Ora, e quem pode culpar Mariana por se auto preservar?
Quem pode culpar Mariana por viver numa correria de compromissos: trabalha,
estuda, faz as tarefas de casa, dedica um tempo para sua vaidade. Sai com as
amigas e a família, lê, escreve, tira fotografias, pinta e toca violoncelo em
seu tempo livre. Faz ioga e pilates e, ainda, fica de babá dos sobrinhos no fim
de semana. Ora, quem pode culpar Mariana por viver sua vida como acha melhor? Às
vezes Mariana acha que vai ter uma estafa e, às vezes, tem certeza disso. É
tanta correria que mal dá tempo para viver. É tanta correria que mal dá tempo
para sentir.
Além da falta de tempo causada pelo cotidiano
agitado de Mariana, ainda existia o seu orgulho e a segurança de que todos
sabem o que ela sente. Não há para quê demonstrar de forma explícita o que se
sente se é algo tão evidente, se todos a seu redor a conhecem tão bem que ela
não precisa abrir a boca para falar das coisas que todos sabem mas ninguém
fala. Não iria se engasgar com as palavras não ditas, isso não era típico dela,
e provavelmente nunca seria. Seus olhos
já falavam demais.
Um belo dia, no entanto, como que num conto de
fadas, Mariana acordou com uma sensação engraçada: percebeu que era orgulhosa
demais para dizer às pessoas que ela ama o quanto elas são importantes na vida
dela, o quanto essas pessoas tem o incrível poder de fazer seu dia mais feliz.

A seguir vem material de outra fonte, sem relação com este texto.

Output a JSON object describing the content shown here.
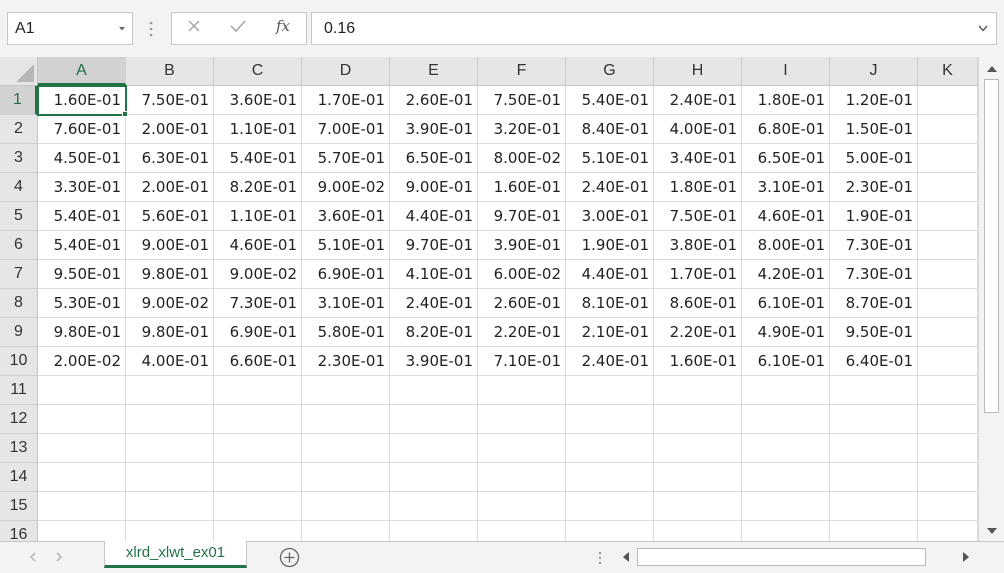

Essa sensação logo se transformou em necessidade, e Mariana sentiu o impulso
sobre humano de dizer a todos o quanto eles são importantes para ela.

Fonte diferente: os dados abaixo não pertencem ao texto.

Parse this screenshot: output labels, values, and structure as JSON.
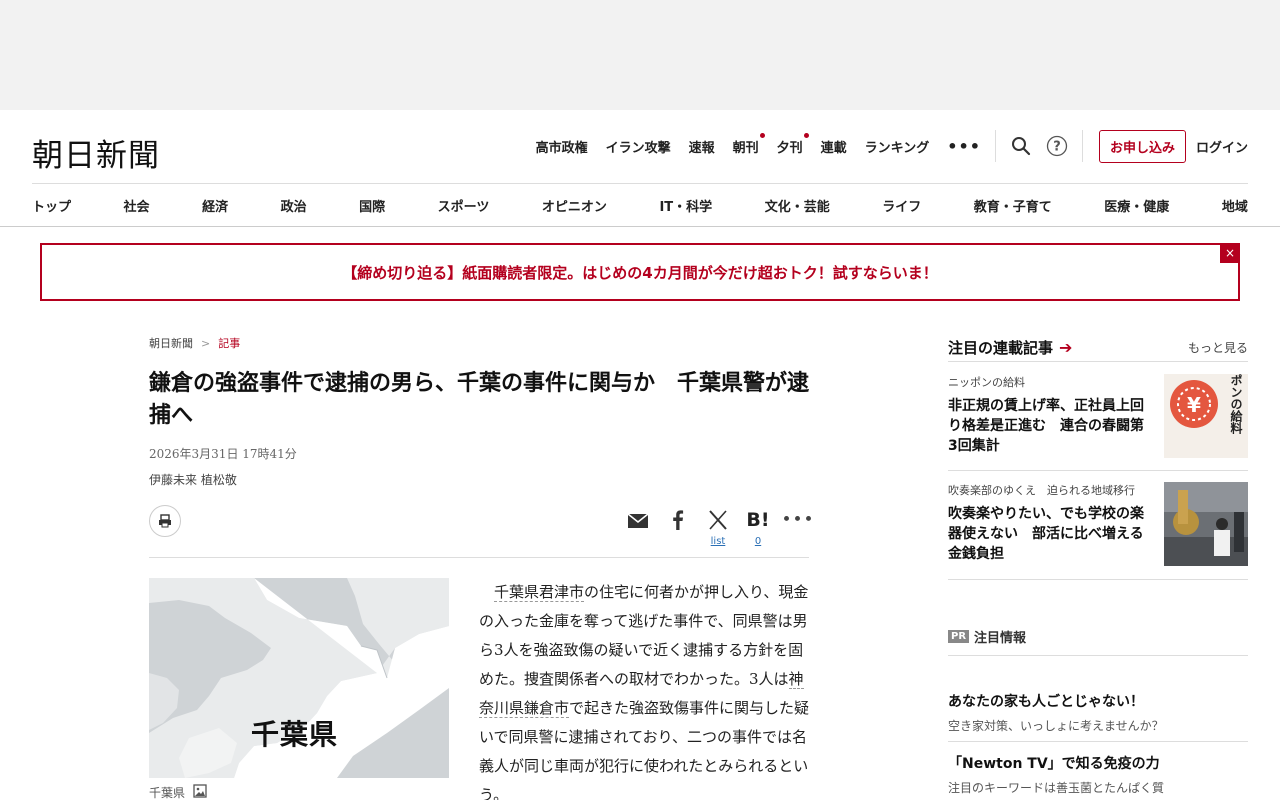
{
  "header": {
    "logo": "朝日新聞",
    "top_links": [
      {
        "label": "高市政権",
        "dot": false
      },
      {
        "label": "イラン攻撃",
        "dot": false
      },
      {
        "label": "速報",
        "dot": false
      },
      {
        "label": "朝刊",
        "dot": true
      },
      {
        "label": "夕刊",
        "dot": true
      },
      {
        "label": "連載",
        "dot": false
      },
      {
        "label": "ランキング",
        "dot": false
      }
    ],
    "more": "•••",
    "subscribe_label": "お申し込み",
    "login_label": "ログイン",
    "sections": [
      "トップ",
      "社会",
      "経済",
      "政治",
      "国際",
      "スポーツ",
      "オピニオン",
      "IT・科学",
      "文化・芸能",
      "ライフ",
      "教育・子育て",
      "医療・健康",
      "地域"
    ]
  },
  "banner": {
    "text": "【締め切り迫る】紙面購読者限定。はじめの4カ月間が今だけ超おトク！試すならいま！",
    "close": "×"
  },
  "article": {
    "breadcrumb": [
      "朝日新聞",
      "記事"
    ],
    "breadcrumb_sep": ">",
    "headline": "鎌倉の強盗事件で逮捕の男ら、千葉の事件に関与か　千葉県警が逮捕へ",
    "date": "2026年3月31日 17時41分",
    "byline": "伊藤未来 植松敬",
    "share": {
      "x_count": "list",
      "hatena_label": "B!",
      "hatena_count": "0",
      "more": "•••"
    },
    "map_label": "千葉県",
    "caption": "千葉県",
    "body": {
      "kw1": "千葉県君津市",
      "p1a": "の住宅に何者かが押し入り、現金の入った金庫を奪って逃げた事件で、同県警は男ら3人を強盗致傷の疑いで近く逮捕する方針を固めた。捜査関係者への取材でわかった。3人は",
      "kw2": "神奈川県鎌倉市",
      "p1b": "で起きた強盗致傷事件に関与した疑いで同県警に逮捕されており、二つの事件では名義人が同じ車両が犯行に使われたとみられるという。"
    }
  },
  "sidebar": {
    "title": "注目の連載記事",
    "more": "もっと見る",
    "cards": [
      {
        "category": "ニッポンの給料",
        "title": "非正規の賃上げ率、正社員上回り格差是正進む　連合の春闘第3回集計",
        "thumb_text": "ニッポンの給料"
      },
      {
        "category": "吹奏楽部のゆくえ　迫られる地域移行",
        "title": "吹奏楽やりたい、でも学校の楽器使えない　部活に比べ増える金銭負担"
      }
    ],
    "pr_badge": "PR",
    "pr_label": "注目情報",
    "pr_items": [
      {
        "title": "あなたの家も人ごとじゃない！",
        "sub": "空き家対策、いっしょに考えませんか？"
      },
      {
        "title": "「Newton TV」で知る免疫の力",
        "sub": "注目のキーワードは善玉菌とたんぱく質"
      }
    ]
  },
  "colors": {
    "accent": "#b4001e",
    "link_blue": "#2a6fb5",
    "map_land": "#ffffff",
    "map_sea": "#cfd3d6"
  }
}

Lembrava das palavras uma vez lidas na página dos
artparasites, de Christopher Morley: “Se descobríssemos que só temos cinco
minutos para dizer tudo o que queremos dizer, todas as cabines telefônicas
estariam ocupadas por pessoas ligando para outras pessoas, para balbuciar que
as amam.” e, pela primeira vez, decidiu não protelar mais, nem deixar para
amanhã o que poderia ser feito hoje.
Ligou para todas as pessoas que amava e disse poucas
palavras: “Liguei só para dizer que te amo...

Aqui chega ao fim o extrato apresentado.